The division integrates computational mechanics and advanced materials technology. It combines multidisciplinary expertise to predict, understand, and elevate the performance of engineering materials and structures. A broad range of research areas, methods, and applications is included.
The bulk of the research focuses on the relationship between the microstructure of technological materials and their mechanical properties. The mechanical modeling addresses prediction of material failure, energy absorption, and fatigue properties in metals, polymers, and composites. The experimental methods employed are different forms of mechanical testing, various types of microscopies, image analysis, fractography, etc. Key applications are railway mechanics and mega-casting of aluminum. The aim is to reduce life-cycle costs and reduce the environmental footprint.
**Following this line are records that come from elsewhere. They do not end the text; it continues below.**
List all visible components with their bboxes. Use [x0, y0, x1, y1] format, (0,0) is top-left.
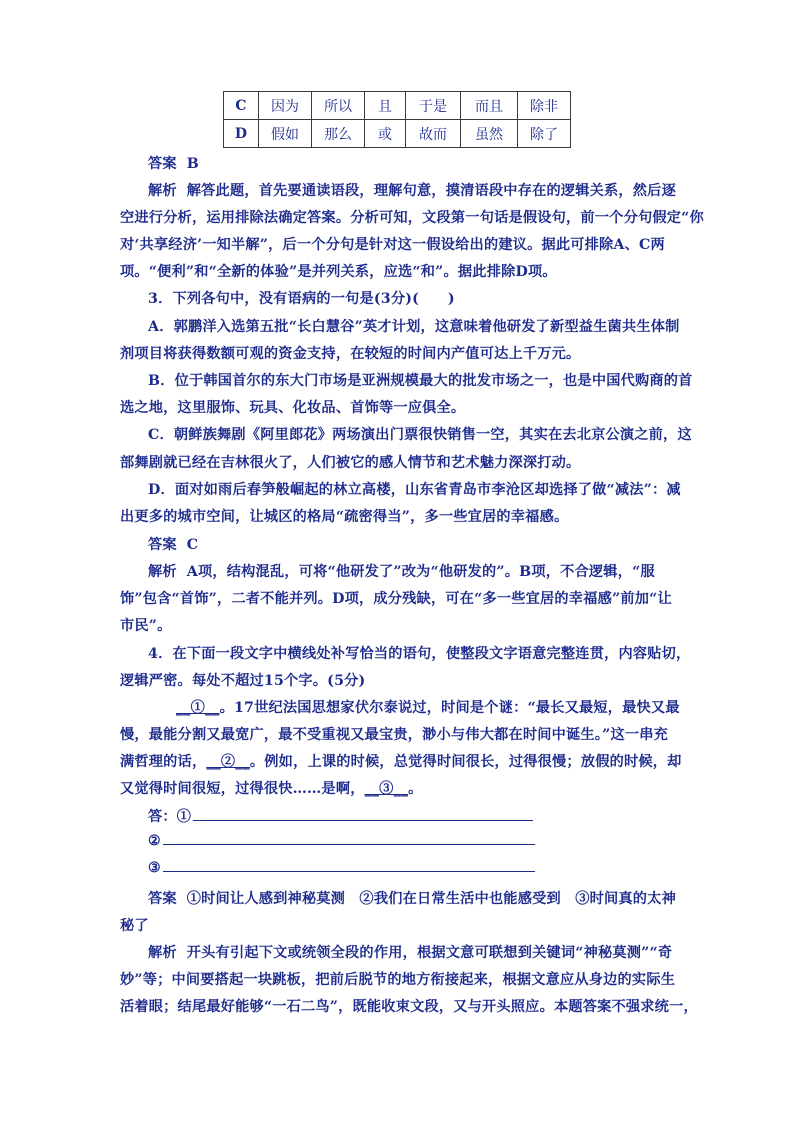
q4-passage-line: 慢，最能分割又最宽广，最不受重视又最宝贵，渺小与伟大都在时间中诞生。”这一串充: [120, 727, 668, 743]
table-cell: 虽然: [461, 120, 518, 148]
q4-analysis-line: 妙”等；中间要搭起一块跳板，把前后脱节的地方衔接起来，根据文意应从身边的实际生: [120, 972, 676, 988]
table-cell: 所以: [312, 92, 365, 120]
q4-passage-line: [176, 697, 680, 717]
answer-value: B: [186, 156, 199, 172]
passage-text: 。17世纪法国思想家伏尔泰说过，时间是个谜：“最长又最短，最快又最: [219, 700, 680, 716]
table-cell: 假如: [259, 120, 312, 148]
passage-text: 。例如，上课的时候，总觉得时间很长，过得很慢；放假的时候，却: [249, 754, 682, 770]
q3-analysis-line: 市民”。: [120, 618, 172, 634]
q2-analysis-line: 对‘共享经济’一知半解”，后一个分句是针对这一假设给出的建议。据此可排除A、C两: [120, 237, 665, 253]
q3-analysis-line: [148, 561, 655, 581]
q4-passage-line: [120, 778, 423, 798]
answer-line-3[interactable]: [163, 861, 535, 872]
q2-analysis-line: 项。“便利”和“全新的体验”是并列关系，应选“和”。据此排除D项。: [120, 264, 557, 280]
q4-answer-line: 秘了: [120, 918, 149, 934]
analysis-label: 解析: [148, 183, 177, 199]
answer-prompt: 答：: [148, 809, 177, 825]
q2-analysis-line: 空进行分析，运用排除法确定答案。分析可知，文段第一句话是假设句，前一个分句假定“你: [120, 210, 704, 226]
q2-analysis-line: [148, 180, 676, 200]
passage-text: 。: [408, 781, 423, 797]
q3-option-c: C．朝鲜族舞剧《阿里郎花》两场演出门票很快销售一空，其实在去北京公演之前，这: [148, 427, 692, 443]
passage-text: 满哲理的话，: [120, 754, 207, 770]
table-cell: 故而: [406, 120, 461, 148]
q3-option-a: A．郭鹏洋入选第五批“长白慧谷”英才计划，这意味着他研发了新型益生菌共生体制: [148, 319, 680, 335]
q3-option-a-cont: 剂项目将获得数额可观的资金支持，在较短的时间内产值可达上千万元。: [120, 346, 581, 362]
passage-text: 又觉得时间很短，过得很快……是啊，: [120, 781, 365, 797]
table-row: [224, 120, 571, 148]
q3-option-b-cont: 选之地，这里服饰、玩具、化妆品、首饰等一应俱全。: [120, 400, 466, 416]
table-cell: 且: [365, 92, 406, 120]
analysis-label: 解析: [148, 564, 177, 580]
slot-marker: ①: [176, 809, 192, 825]
q3-option-d: D．面对如雨后春笋般崛起的林立高楼，山东省青岛市李沧区却选择了做“减法”：减: [148, 482, 681, 498]
table-cell: 或: [365, 120, 406, 148]
q3-stem: 3．下列各句中，没有语病的一句是(3分)( ): [148, 291, 455, 307]
answer-label: 答案: [148, 891, 177, 907]
q4-passage-line: [120, 751, 682, 771]
analysis-text: 解答此题，首先要通读语段，理解句意，摸清语段中存在的逻辑关系，然后逐: [186, 183, 676, 199]
q3-option-b: B．位于韩国首尔的东大门市场是亚洲规模最大的批发市场之一，也是中国代购商的首: [148, 373, 693, 389]
analysis-text: A项，结构混乱，可将“他研发了”改为“他研发的”。B项，不合逻辑，“服: [186, 564, 655, 580]
q4-analysis-line: 活着眼；结尾最好能够“一石二鸟”，既能收束文段，又与开头照应。本题答案不强求统一，: [120, 999, 698, 1015]
q4-stem-cont: 逻辑严密。每处不超过15个字。(5分): [120, 673, 366, 689]
table-row: [224, 92, 571, 120]
answer-value: C: [186, 537, 199, 553]
answer-text: ①时间让人感到神秘莫测 ②我们在日常生活中也能感受到 ③时间真的太神: [186, 891, 676, 907]
q4-stem: 4．在下面一段文字中横线处补写恰当的语句，使整段文字语意完整连贯，内容贴切，: [148, 646, 691, 662]
answer-slot-2: [148, 833, 535, 849]
q3-option-d-cont: 出更多的城市空间，让城区的格局“疏密得当”，多一些宜居的幸福感。: [120, 509, 569, 525]
answer-slot-1: [148, 806, 533, 826]
answer-slot-3: [148, 860, 535, 876]
table-cell: 因为: [259, 92, 312, 120]
table-cell: 而且: [461, 92, 518, 120]
blank-2: __②__: [206, 754, 250, 770]
q3-analysis-line: 饰”包含“首饰”，二者不能并列。D项，成分残缺，可在“多一些宜居的幸福感”前加“让: [120, 591, 672, 607]
table-cell: 除了: [518, 120, 571, 148]
blank-1: __①__: [176, 700, 220, 716]
q3-answer: [148, 534, 198, 554]
analysis-text: 开头有引起下文或统领全段的作用，根据文意可联想到关键词“神秘莫测”“奇: [186, 945, 673, 961]
q4-analysis-line: [148, 942, 672, 962]
row-label: D: [224, 120, 259, 148]
analysis-label: 解析: [148, 945, 177, 961]
table-cell: 除非: [518, 92, 571, 120]
table-cell: 那么: [312, 120, 365, 148]
slot-marker: ②: [148, 833, 161, 849]
answer-line-2[interactable]: [163, 834, 535, 845]
answer-label: 答案: [148, 156, 177, 172]
q3-option-c-cont: 部舞剧就已经在吉林很火了，人们被它的感人情节和艺术魅力深深打动。: [120, 455, 581, 471]
answer-line-1[interactable]: [193, 810, 533, 821]
table-cell: 于是: [406, 92, 461, 120]
slot-marker: ③: [148, 860, 161, 876]
answer-label: 答案: [148, 537, 177, 553]
options-table: [223, 91, 571, 148]
row-label: C: [224, 92, 259, 120]
q2-answer: [148, 153, 199, 173]
blank-3: __③__: [364, 781, 409, 797]
q4-answer-line: [148, 888, 676, 908]
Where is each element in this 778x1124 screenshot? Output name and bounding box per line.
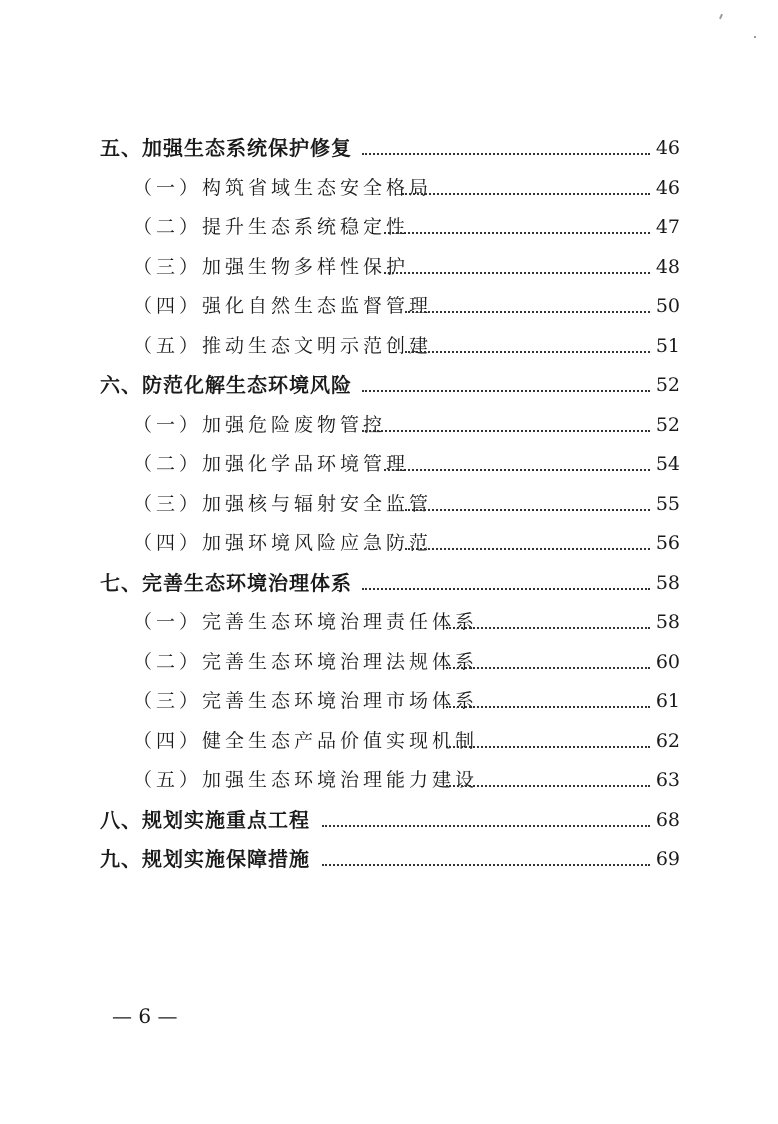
toc-entry[interactable] (0, 683, 778, 719)
toc-dot-leader (322, 791, 650, 827)
toc-entry-page: 46 (655, 137, 680, 159)
scan-speck (719, 14, 723, 19)
toc-entry[interactable] (0, 288, 778, 324)
toc-entry-title: 五、加强生态系统保护修复 (100, 136, 352, 160)
toc-entry-title: （五）推动生态文明示范创建 (133, 335, 433, 357)
toc-entry-title: （四）强化自然生态监督管理 (133, 295, 433, 317)
page-number-footer: — 6 — (112, 1004, 178, 1028)
toc-entry[interactable] (0, 604, 778, 640)
toc-entry-title: （二）提升生态系统稳定性 (133, 216, 410, 238)
toc-dot-leader (446, 712, 650, 748)
toc-dot-leader (384, 435, 650, 471)
toc-dot-leader (405, 277, 650, 313)
toc-entry-title: 七、完善生态环境治理体系 (100, 571, 352, 595)
toc-dot-leader (446, 672, 650, 708)
toc-entry-page: 52 (655, 414, 680, 436)
toc-dot-leader (362, 119, 650, 155)
toc-dot-leader (405, 514, 650, 550)
toc-entry-title: （三）加强生物多样性保护 (133, 256, 410, 278)
toc-dot-leader (362, 396, 650, 432)
toc-entry[interactable] (0, 565, 778, 601)
toc-entry[interactable] (0, 644, 778, 680)
toc-entry-page: 51 (655, 335, 680, 357)
toc-entry-page: 63 (655, 769, 680, 791)
toc-dot-leader (405, 475, 650, 511)
toc-entry-page: 58 (655, 572, 680, 594)
toc-entry-page: 58 (655, 611, 680, 633)
toc-entry-page: 47 (655, 216, 680, 238)
toc-entry-title: 八、规划实施重点工程 (100, 808, 310, 832)
toc-dot-leader (384, 238, 650, 274)
toc-entry-title: （三）完善生态环境治理市场体系 (133, 690, 479, 712)
toc-entry-page: 69 (655, 848, 680, 870)
toc-dot-leader (322, 830, 650, 866)
toc-entry-title: （一）加强危险废物管控 (133, 414, 387, 436)
toc-entry-title: （一）完善生态环境治理责任体系 (133, 611, 479, 633)
toc-entry-title: （一）构筑省域生态安全格局 (133, 177, 433, 199)
toc-entry-page: 62 (655, 730, 680, 752)
toc-entry-page: 48 (655, 256, 680, 278)
toc-entry-page: 54 (655, 453, 680, 475)
toc-entry-title: （五）加强生态环境治理能力建设 (133, 769, 479, 791)
toc-entry-page: 61 (655, 690, 680, 712)
toc-entry-page: 56 (655, 532, 680, 554)
toc-entry[interactable] (0, 446, 778, 482)
toc-entry-title: （二）完善生态环境治理法规体系 (133, 651, 479, 673)
toc-entry-title: （四）健全生态产品价值实现机制 (133, 730, 479, 752)
toc-dot-leader (362, 356, 650, 392)
toc-entry-title: （三）加强核与辐射安全监管 (133, 493, 433, 515)
toc-entry-title: 六、防范化解生态环境风险 (100, 373, 352, 397)
toc-dot-leader (446, 593, 650, 629)
toc-entry-page: 52 (655, 374, 680, 396)
toc-dot-leader (446, 633, 650, 669)
toc-entry-page: 50 (655, 295, 680, 317)
toc-entry[interactable] (0, 486, 778, 522)
toc-dot-leader (405, 317, 650, 353)
scan-speck (754, 36, 756, 38)
toc-dot-leader (362, 554, 650, 590)
toc-entry[interactable] (0, 723, 778, 759)
toc-dot-leader (384, 198, 650, 234)
toc-entry[interactable] (0, 130, 778, 166)
toc-entry[interactable] (0, 841, 778, 877)
toc-entry-title: （二）加强化学品环境管理 (133, 453, 410, 475)
toc-entry-title: 九、规划实施保障措施 (100, 847, 310, 871)
toc-entry-page: 68 (655, 809, 680, 831)
toc-entry-title: （四）加强环境风险应急防范 (133, 532, 433, 554)
toc-dot-leader (446, 751, 650, 787)
toc-entry[interactable] (0, 249, 778, 285)
toc-dot-leader (402, 159, 650, 195)
toc-entry-page: 46 (655, 177, 680, 199)
toc-entry-page: 55 (655, 493, 680, 515)
toc-entry-page: 60 (655, 651, 680, 673)
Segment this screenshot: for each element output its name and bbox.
A significant portion of the research concerns the development of multifunctional materials. By bridging the interface between electrochemistry and computational mechanics, we contribute to the next generation of structural batteries, which are polymer composites that simultaneously store energy and carry mechanical load. New or improved functional properties are also developed for nanocomposites with the corresponding manufacturing techniques. It also includes developing sustainable solar energy materials using accelerated experimental technology.
Through this integrated approach and our strong commitment to teaching and research, we strive to deliver sustainable mechanics-based technology solutions that meet the evolving needs of modern engineering and sustainability.